German government initiative

The Agency for Renewable Resources (Fachagentur Nachwachsende Rohstoffe e.V. or FNR), was founded in 1993 as a government initiative intended to support research and development in the area of renewable resources. As a project managing organisation, the FNR answers to the Federal Ministry of Food and Agriculture (abbreviated BMEL in German). In May 2015, the BMEL announced the new 'Renewable Resources' funding programme. The Agency for Renewable Resources (FNR) has been entrusted with managing the programme. Currently, around 600 projects with a budget of 193 million euros are being funded by the FNR.

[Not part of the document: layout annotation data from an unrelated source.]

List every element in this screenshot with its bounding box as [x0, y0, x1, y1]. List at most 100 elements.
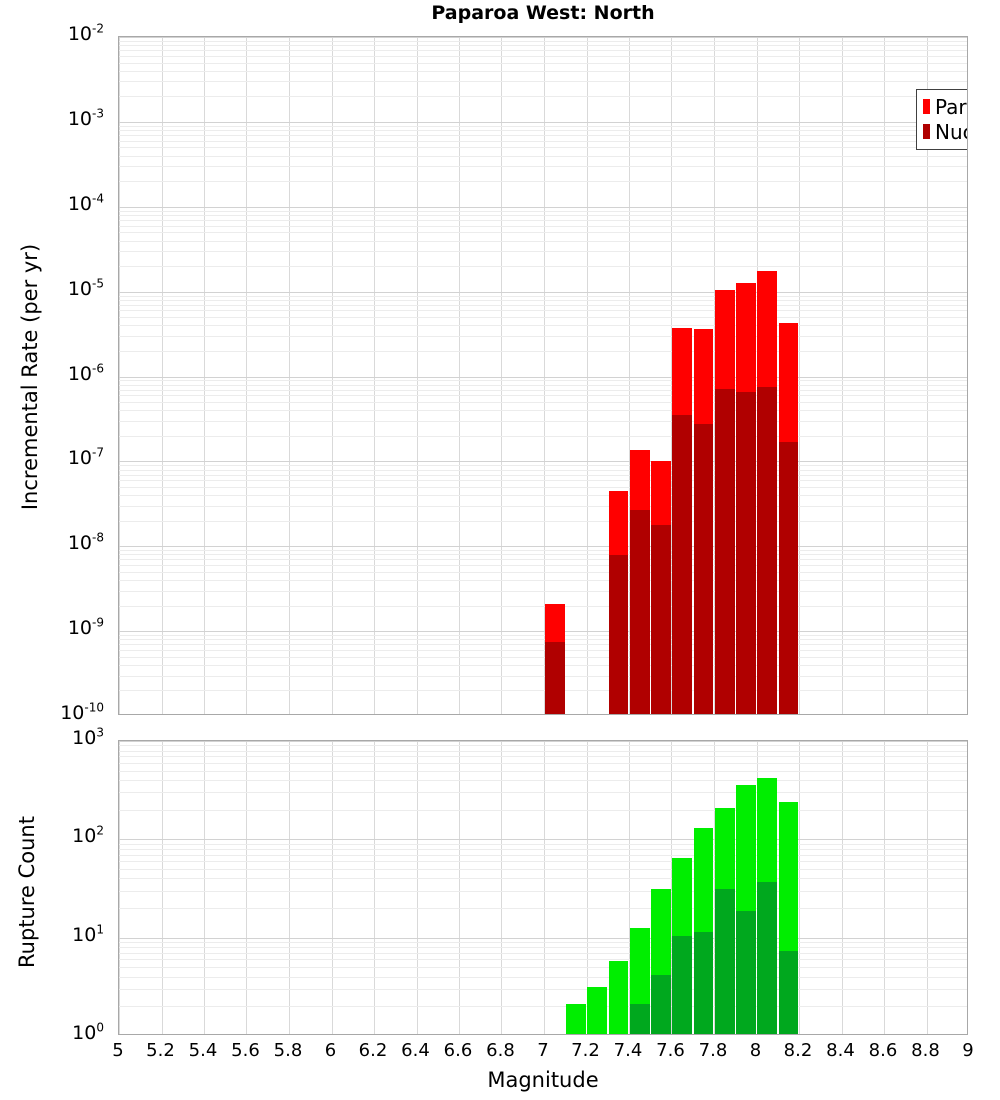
- horizontal-gridline-minor: [119, 215, 967, 216]
- horizontal-gridline-major: [119, 938, 967, 939]
- y-tick-top--3: 10-3: [67, 106, 104, 130]
- x-tick-8-6: 8.6: [868, 1040, 898, 1061]
- horizontal-gridline-minor: [119, 506, 967, 507]
- bar-nucleation: [778, 442, 799, 714]
- horizontal-gridline-minor: [119, 310, 967, 311]
- horizontal-gridline-minor: [119, 56, 967, 57]
- horizontal-gridline-minor: [119, 232, 967, 233]
- horizontal-gridline-major: [119, 839, 967, 840]
- x-tick-7: 7: [537, 1040, 549, 1061]
- horizontal-gridline-minor: [119, 657, 967, 658]
- legend-item-nucleation[interactable]: Nucleation: [923, 119, 967, 144]
- horizontal-gridline-minor: [119, 50, 967, 51]
- x-tick-7-4: 7.4: [613, 1040, 643, 1061]
- horizontal-gridline-minor: [119, 390, 967, 391]
- horizontal-gridline-minor: [119, 891, 967, 892]
- vertical-gridline: [587, 741, 588, 1034]
- x-tick-8: 8: [749, 1040, 762, 1061]
- horizontal-gridline-minor: [119, 810, 967, 811]
- x-tick-5-6: 5.6: [231, 1040, 260, 1061]
- vertical-gridline: [714, 741, 715, 1034]
- legend-swatch-participation: [923, 99, 930, 114]
- horizontal-gridline-minor: [119, 395, 967, 396]
- bar-utilized-ruptures: [693, 931, 714, 1034]
- vertical-gridline: [544, 741, 545, 1034]
- horizontal-gridline-minor: [119, 947, 967, 948]
- horizontal-gridline-minor: [119, 855, 967, 856]
- horizontal-gridline-minor: [119, 96, 967, 97]
- x-tick-8-8: 8.8: [911, 1040, 940, 1061]
- horizontal-gridline-minor: [119, 792, 967, 793]
- horizontal-gridline-minor: [119, 421, 967, 422]
- bar-utilized-ruptures: [651, 974, 671, 1034]
- horizontal-gridline-minor: [119, 554, 967, 555]
- vertical-gridline: [842, 37, 843, 714]
- vertical-gridline: [162, 741, 163, 1034]
- horizontal-gridline-minor: [119, 63, 967, 64]
- horizontal-gridline-minor: [119, 1006, 967, 1007]
- horizontal-gridline-minor: [119, 953, 967, 954]
- page-title: Paparoa West: North: [431, 2, 655, 24]
- horizontal-gridline-minor: [119, 745, 967, 746]
- vertical-gridline: [884, 37, 885, 714]
- vertical-gridline: [714, 37, 715, 714]
- bars-bottom: [119, 741, 967, 1034]
- bar-utilized-ruptures: [672, 935, 692, 1034]
- vertical-gridline: [332, 741, 333, 1034]
- vertical-gridline: [501, 741, 502, 1034]
- horizontal-gridline-minor: [119, 869, 967, 870]
- horizontal-gridline-major: [119, 461, 967, 462]
- horizontal-gridline-minor: [119, 644, 967, 645]
- vertical-gridline: [799, 37, 800, 714]
- horizontal-gridline-minor: [119, 751, 967, 752]
- vertical-gridline: [671, 741, 672, 1034]
- vertical-gridline: [671, 37, 672, 714]
- horizontal-gridline-minor: [119, 908, 967, 909]
- bar-nucleation: [651, 524, 671, 714]
- vertical-gridline: [332, 37, 333, 714]
- bar-utilized-ruptures: [757, 882, 777, 1034]
- horizontal-gridline-minor: [119, 480, 967, 481]
- bar-nucleation: [736, 392, 756, 714]
- x-tick-6: 6: [324, 1040, 337, 1061]
- x-tick-7-8: 7.8: [698, 1040, 728, 1061]
- vertical-gridline: [544, 37, 545, 714]
- y-tick-top--2: 10-2: [67, 21, 104, 45]
- horizontal-gridline-minor: [119, 771, 967, 772]
- horizontal-gridline-minor: [119, 495, 967, 496]
- horizontal-gridline-minor: [119, 977, 967, 978]
- x-tick-6-2: 6.2: [358, 1040, 388, 1061]
- x-tick-7-2: 7.2: [571, 1040, 600, 1061]
- legend-label-nucleation: Nucleation: [935, 119, 967, 144]
- horizontal-gridline-minor: [119, 690, 967, 691]
- horizontal-gridline-minor: [119, 606, 967, 607]
- horizontal-gridline-major: [119, 37, 967, 38]
- y-tick-top--10: 10-10: [60, 700, 104, 724]
- vertical-gridline: [842, 741, 843, 1034]
- y-tick-bottom-1: 101: [72, 922, 104, 946]
- horizontal-gridline-major: [119, 741, 967, 742]
- horizontal-gridline-minor: [119, 521, 967, 522]
- horizontal-gridline-minor: [119, 410, 967, 411]
- bar-available-ruptures: [566, 1004, 586, 1034]
- horizontal-gridline-minor: [119, 942, 967, 943]
- x-tick-6-4: 6.4: [401, 1040, 430, 1061]
- horizontal-gridline-minor: [119, 559, 967, 560]
- bar-available-ruptures: [608, 961, 629, 1034]
- horizontal-gridline-minor: [119, 251, 967, 252]
- horizontal-gridline-minor: [119, 565, 967, 566]
- horizontal-gridline-minor: [119, 959, 967, 960]
- horizontal-gridline-minor: [119, 470, 967, 471]
- x-tick-7-6: 7.6: [656, 1040, 685, 1061]
- vertical-gridline: [629, 37, 630, 714]
- legend-item-participation[interactable]: Participation: [923, 94, 967, 119]
- vertical-gridline: [927, 37, 928, 714]
- bars-top: [119, 37, 967, 714]
- x-tick-9: 9: [962, 1040, 974, 1061]
- x-tick-8-2: 8.2: [783, 1040, 813, 1061]
- horizontal-gridline-minor: [119, 402, 967, 403]
- horizontal-gridline-minor: [119, 878, 967, 879]
- horizontal-gridline-minor: [119, 71, 967, 72]
- horizontal-gridline-minor: [119, 135, 967, 136]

In 2016 the FNR manages 61 million euro provided from Germany's Federal budget for the implementation of the funding programme. An additional 24.6 million euro are allocated for research and development in the field of bioenergy from the Special Energy and Climate Fund (EKF).

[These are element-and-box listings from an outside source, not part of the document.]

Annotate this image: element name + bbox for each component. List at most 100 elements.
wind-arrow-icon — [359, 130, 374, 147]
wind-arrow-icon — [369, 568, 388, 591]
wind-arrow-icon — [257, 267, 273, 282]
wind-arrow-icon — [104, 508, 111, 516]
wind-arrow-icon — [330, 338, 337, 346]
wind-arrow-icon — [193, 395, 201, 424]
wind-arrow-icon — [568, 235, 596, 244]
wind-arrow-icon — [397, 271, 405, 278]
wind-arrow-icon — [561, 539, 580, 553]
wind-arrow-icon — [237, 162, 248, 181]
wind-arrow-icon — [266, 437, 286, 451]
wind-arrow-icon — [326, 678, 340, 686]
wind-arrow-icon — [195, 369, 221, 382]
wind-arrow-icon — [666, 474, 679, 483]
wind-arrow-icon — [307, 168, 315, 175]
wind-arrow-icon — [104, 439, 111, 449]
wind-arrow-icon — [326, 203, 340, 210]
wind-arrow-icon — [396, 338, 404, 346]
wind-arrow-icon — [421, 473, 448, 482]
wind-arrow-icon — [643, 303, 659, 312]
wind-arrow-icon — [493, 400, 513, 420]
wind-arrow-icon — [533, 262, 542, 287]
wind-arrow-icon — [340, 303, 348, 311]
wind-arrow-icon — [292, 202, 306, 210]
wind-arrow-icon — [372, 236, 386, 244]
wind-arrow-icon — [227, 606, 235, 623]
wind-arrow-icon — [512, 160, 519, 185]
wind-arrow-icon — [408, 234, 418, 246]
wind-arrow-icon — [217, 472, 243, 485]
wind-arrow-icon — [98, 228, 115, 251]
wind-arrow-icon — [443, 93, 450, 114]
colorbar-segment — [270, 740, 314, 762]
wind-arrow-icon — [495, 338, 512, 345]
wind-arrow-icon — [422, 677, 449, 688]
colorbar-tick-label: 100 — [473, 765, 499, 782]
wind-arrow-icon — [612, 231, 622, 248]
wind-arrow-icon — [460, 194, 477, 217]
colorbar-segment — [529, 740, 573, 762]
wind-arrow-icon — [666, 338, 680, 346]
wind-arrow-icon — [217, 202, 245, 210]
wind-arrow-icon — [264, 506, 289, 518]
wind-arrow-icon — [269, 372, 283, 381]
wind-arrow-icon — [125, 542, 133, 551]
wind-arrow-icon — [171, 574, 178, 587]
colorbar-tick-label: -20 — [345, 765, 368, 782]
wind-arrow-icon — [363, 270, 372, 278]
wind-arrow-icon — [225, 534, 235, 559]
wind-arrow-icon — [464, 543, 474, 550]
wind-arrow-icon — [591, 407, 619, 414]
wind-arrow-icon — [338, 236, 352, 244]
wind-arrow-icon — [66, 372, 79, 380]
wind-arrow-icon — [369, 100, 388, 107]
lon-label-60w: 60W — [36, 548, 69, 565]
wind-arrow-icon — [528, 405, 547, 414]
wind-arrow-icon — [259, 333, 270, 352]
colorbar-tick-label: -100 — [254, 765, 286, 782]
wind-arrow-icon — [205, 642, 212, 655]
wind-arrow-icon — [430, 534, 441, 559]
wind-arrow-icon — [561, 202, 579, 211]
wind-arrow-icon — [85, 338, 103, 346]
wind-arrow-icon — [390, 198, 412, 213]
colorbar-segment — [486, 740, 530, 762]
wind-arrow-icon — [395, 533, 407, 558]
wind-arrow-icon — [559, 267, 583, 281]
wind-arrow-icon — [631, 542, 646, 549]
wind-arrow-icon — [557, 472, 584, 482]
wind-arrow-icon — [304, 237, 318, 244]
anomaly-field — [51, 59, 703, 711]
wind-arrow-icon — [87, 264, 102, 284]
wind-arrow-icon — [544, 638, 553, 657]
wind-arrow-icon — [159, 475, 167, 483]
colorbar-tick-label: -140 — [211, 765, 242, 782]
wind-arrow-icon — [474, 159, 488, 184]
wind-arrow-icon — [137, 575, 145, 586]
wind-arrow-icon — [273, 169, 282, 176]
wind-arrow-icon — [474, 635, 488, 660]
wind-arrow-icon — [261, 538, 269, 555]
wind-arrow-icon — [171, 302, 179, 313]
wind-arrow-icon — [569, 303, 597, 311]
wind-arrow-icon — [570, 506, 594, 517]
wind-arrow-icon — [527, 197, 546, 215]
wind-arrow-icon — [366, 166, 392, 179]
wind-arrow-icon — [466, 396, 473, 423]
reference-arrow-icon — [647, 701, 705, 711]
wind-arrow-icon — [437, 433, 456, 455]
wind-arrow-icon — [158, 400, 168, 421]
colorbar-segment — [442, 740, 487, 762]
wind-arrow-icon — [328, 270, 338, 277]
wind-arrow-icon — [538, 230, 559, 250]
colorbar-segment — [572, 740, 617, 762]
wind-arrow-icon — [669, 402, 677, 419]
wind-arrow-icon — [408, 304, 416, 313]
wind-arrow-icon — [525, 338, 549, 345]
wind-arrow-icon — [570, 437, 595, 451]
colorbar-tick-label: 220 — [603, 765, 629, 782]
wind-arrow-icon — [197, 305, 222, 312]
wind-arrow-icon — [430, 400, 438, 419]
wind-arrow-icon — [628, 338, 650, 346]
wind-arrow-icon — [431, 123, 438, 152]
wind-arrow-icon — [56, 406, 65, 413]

'Renewable Resources' Funding Programme

The 'Renewable Resources' funding programme is part of the government's new high-tech strategy to improve Germany's competitive position. It also supports the government's 'Policy Strategy on Bioeconomy', which aims to create a resource-efficient economy that makes use of renewable resources.

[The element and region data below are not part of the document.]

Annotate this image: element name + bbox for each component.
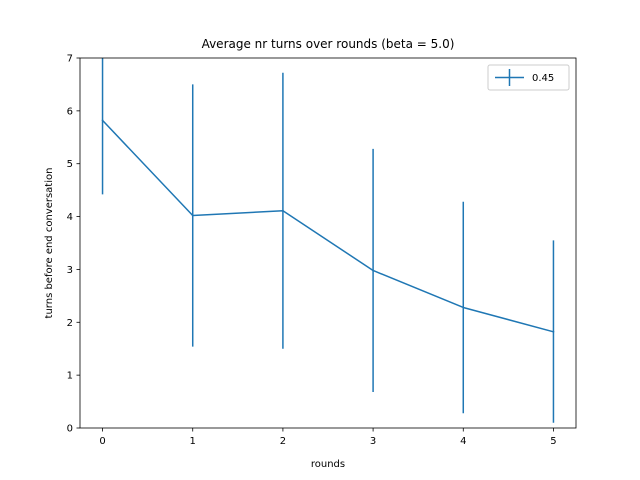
data-point [102, 119, 104, 121]
data-point [462, 307, 464, 309]
y-tick-label: 3 [67, 265, 73, 276]
x-ticks: 0 1 2 3 4 5 [99, 428, 556, 447]
series-lines [102, 119, 555, 332]
y-axis-label: turns before end conversation [44, 168, 55, 319]
series-line-0 [103, 120, 554, 331]
data-point [282, 210, 284, 212]
y-tick-label: 6 [67, 106, 73, 117]
x-tick-label: 2 [280, 436, 286, 447]
x-tick-label: 3 [370, 436, 376, 447]
y-tick-label: 1 [67, 371, 73, 382]
x-axis-label: rounds [311, 459, 345, 470]
data-point [553, 331, 555, 333]
x-tick-label: 5 [550, 436, 556, 447]
y-tick-label: 4 [67, 212, 73, 223]
data-point [192, 215, 194, 217]
legend: 0.45 [488, 65, 569, 90]
chart-title: Average nr turns over rounds (beta = 5.0… [202, 37, 455, 51]
plot-frame [80, 58, 576, 428]
y-tick-label: 2 [67, 318, 73, 329]
x-tick-label: 1 [190, 436, 196, 447]
y-tick-label: 5 [67, 159, 73, 170]
y-ticks: 0 1 2 3 4 5 6 7 [67, 54, 80, 435]
data-point [372, 270, 374, 272]
y-tick-label: 0 [67, 424, 73, 435]
legend-label-0: 0.45 [532, 73, 554, 84]
x-tick-label: 0 [99, 436, 105, 447]
y-tick-label: 7 [67, 54, 73, 65]
x-tick-label: 4 [460, 436, 466, 447]
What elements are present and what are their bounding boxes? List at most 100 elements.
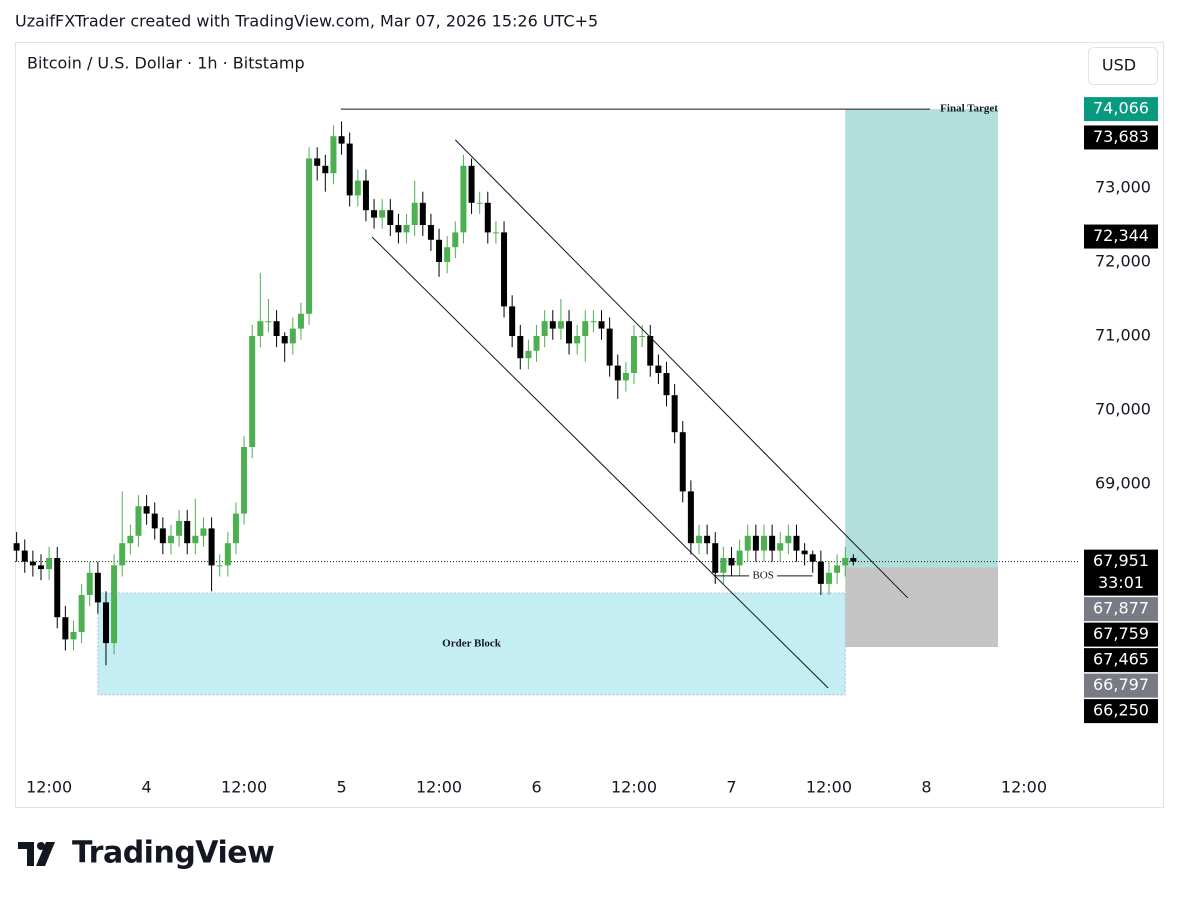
- candle-body: [468, 165, 475, 203]
- price-label: 66,797: [1093, 675, 1149, 694]
- candle-body: [549, 321, 556, 329]
- candle-body: [208, 528, 215, 566]
- logo-text: TradingView: [72, 836, 274, 871]
- price-countdown: 33:01: [1098, 573, 1144, 592]
- candle-body: [631, 335, 638, 373]
- price-label-bg: [1084, 699, 1158, 724]
- trendline: [454, 139, 909, 599]
- candle-body: [111, 565, 118, 644]
- candle-body: [598, 321, 605, 329]
- price-label-bg: [1084, 648, 1158, 673]
- candle-body: [192, 535, 199, 544]
- candle-body: [257, 321, 264, 336]
- price-label: 73,683: [1093, 127, 1149, 146]
- candle-body: [29, 561, 36, 566]
- currency-button[interactable]: [1088, 47, 1158, 85]
- candle-body: [102, 602, 109, 644]
- candle-body: [232, 513, 239, 544]
- candle-body: [614, 365, 621, 381]
- price-label: 67,951: [1093, 551, 1149, 570]
- candle-body: [200, 528, 207, 536]
- candle-body: [622, 372, 629, 381]
- x-tick-label: 4: [142, 778, 152, 797]
- logo-icon: [18, 842, 34, 866]
- price-label: 67,759: [1093, 624, 1149, 643]
- y-tick-label: 71,000: [1095, 325, 1151, 344]
- bos-label: BOS: [752, 569, 773, 581]
- candle-body: [249, 335, 256, 447]
- candle-body: [297, 313, 304, 329]
- candle-body: [834, 565, 841, 573]
- candle-body: [371, 210, 378, 218]
- candle-body: [769, 535, 776, 551]
- logo: TradingView: [18, 836, 275, 871]
- candle-body: [533, 335, 540, 351]
- candle-body: [159, 528, 166, 544]
- candle-body: [704, 535, 711, 544]
- candle-body: [436, 239, 443, 262]
- candle-body: [687, 491, 694, 544]
- candle-body: [21, 550, 28, 562]
- candle-body: [86, 572, 93, 595]
- candle-body: [224, 543, 231, 566]
- candle-body: [362, 180, 369, 211]
- x-tick-label: 6: [531, 778, 541, 797]
- candle-body: [639, 335, 646, 337]
- candle-body: [720, 557, 727, 573]
- candle-body: [306, 158, 313, 314]
- currency-label: USD: [1102, 56, 1136, 75]
- target-zone: [845, 109, 998, 568]
- candle-body: [143, 506, 150, 514]
- candle-body: [119, 543, 126, 566]
- order-block-label: Order Block: [442, 637, 502, 649]
- candle-body: [135, 506, 142, 536]
- candle-body: [590, 321, 597, 323]
- candle-body: [760, 535, 767, 551]
- candle-body: [541, 321, 548, 336]
- candle-body: [78, 594, 85, 632]
- logo-icon: [37, 842, 45, 850]
- candle-body: [281, 335, 288, 344]
- candle-body: [184, 520, 191, 544]
- candle-body: [452, 232, 459, 248]
- candle-body: [809, 554, 816, 562]
- candle-body: [265, 321, 272, 323]
- x-tick-label: 5: [336, 778, 346, 797]
- chart-title: Bitcoin / U.S. Dollar · 1h · Bitstamp: [27, 54, 305, 73]
- candle-body: [679, 432, 686, 492]
- candle-body: [379, 210, 386, 218]
- y-tick-label: 70,000: [1095, 399, 1151, 418]
- price-label: 72,344: [1093, 226, 1149, 245]
- attribution: UzaifFXTrader created with TradingView.c…: [15, 12, 598, 31]
- y-tick-label: 73,000: [1095, 177, 1151, 196]
- target-label: Final Target: [940, 103, 998, 115]
- candle-body: [663, 372, 670, 396]
- candle-body: [647, 335, 654, 366]
- candle-body: [46, 557, 53, 570]
- price-label: 67,465: [1093, 650, 1149, 669]
- chart-frame: [15, 42, 1164, 808]
- price-label-bg: [1084, 622, 1158, 647]
- candle-body: [566, 321, 573, 344]
- candle-body: [322, 165, 329, 174]
- plot-area: Order Block Final Target BOS 12:00 4 12:00 5 12…: [13, 97, 1158, 797]
- candle-body: [744, 535, 751, 551]
- trendline: [371, 236, 829, 689]
- candle-body: [801, 550, 808, 555]
- candle-body: [460, 165, 467, 233]
- y-tick-label: 69,000: [1095, 473, 1151, 492]
- stop-zone: [845, 567, 998, 648]
- candle-body: [842, 557, 849, 566]
- candle-body: [517, 335, 524, 359]
- candle-body: [419, 202, 426, 225]
- candle-body: [606, 328, 613, 366]
- candle-body: [387, 210, 394, 225]
- candle-body: [411, 202, 418, 225]
- x-tick-label: 12:00: [416, 778, 462, 797]
- x-tick-label: 8: [921, 778, 931, 797]
- candle-body: [476, 202, 483, 204]
- candle-body: [817, 561, 824, 584]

The programme is intended to support the further development of a sustainable bio-based economy. This involves developing innovative, internationally competitive bio-based products, as well as processes and technologies for their production. Furthermore, the programme also supports the development of concepts aimed at improving the sustainability of the bio-based economy, while taking society's expectations into account.

== Structure ==
The FNR is a registered association. Its task is to effectively and continuously contribute to the research and development as well as the use of renewable resources taking into account conflicts of use, direct and indirect land use changes, biomass conversion processes as well as sustainability concepts.

The bodies of the FNR are

- the General Assembly, consisting of seven members who are entitled to vote and are part of the Federal Ministry of Food and Agriculture (BMEL) as well as supporting members that perform a consultative function,
- the Managing Board,
- the Specialised Advisory Committee and the Managing Board of the Specialised Advisory Committee, as well as
- the Managing Director.

Organisation chart

== Tasks ==
=== Promotion of Research and Development ===
The FNR's main task is to support applied research and development in the field of sustainable development and use of renewable resources. It develops processes and products to make them ready for the market. The FNR supports around 6800 projects each year.

=== Information and Public Relations ===
The FNR is the first point of contact for all matters concerning renewable resources. Alongside specialist information, explanations and advice also play an important role. The FNR operates a variety of thematic portals providing information on the use of renewable resources. In addition, there are numerous publications available in the FNR's media library. Regular events and industry and consumer expos round off the spectrum of activities.

=== EU and International Activities ===
As well as taking part in EU funded projects, the FNR is also involved in European and international committees and working groups that develop strategies for the sustainable use of biomass using innovative and efficient technologies.

== Miscellaneous ==
In a unique pilot project (2007–2010), the FNR, in cooperation with Wikimedia Germany and the nova-Institute, implemented the first government-funded project in Wikipedia: the development of the thematic portal “Renewable Resources".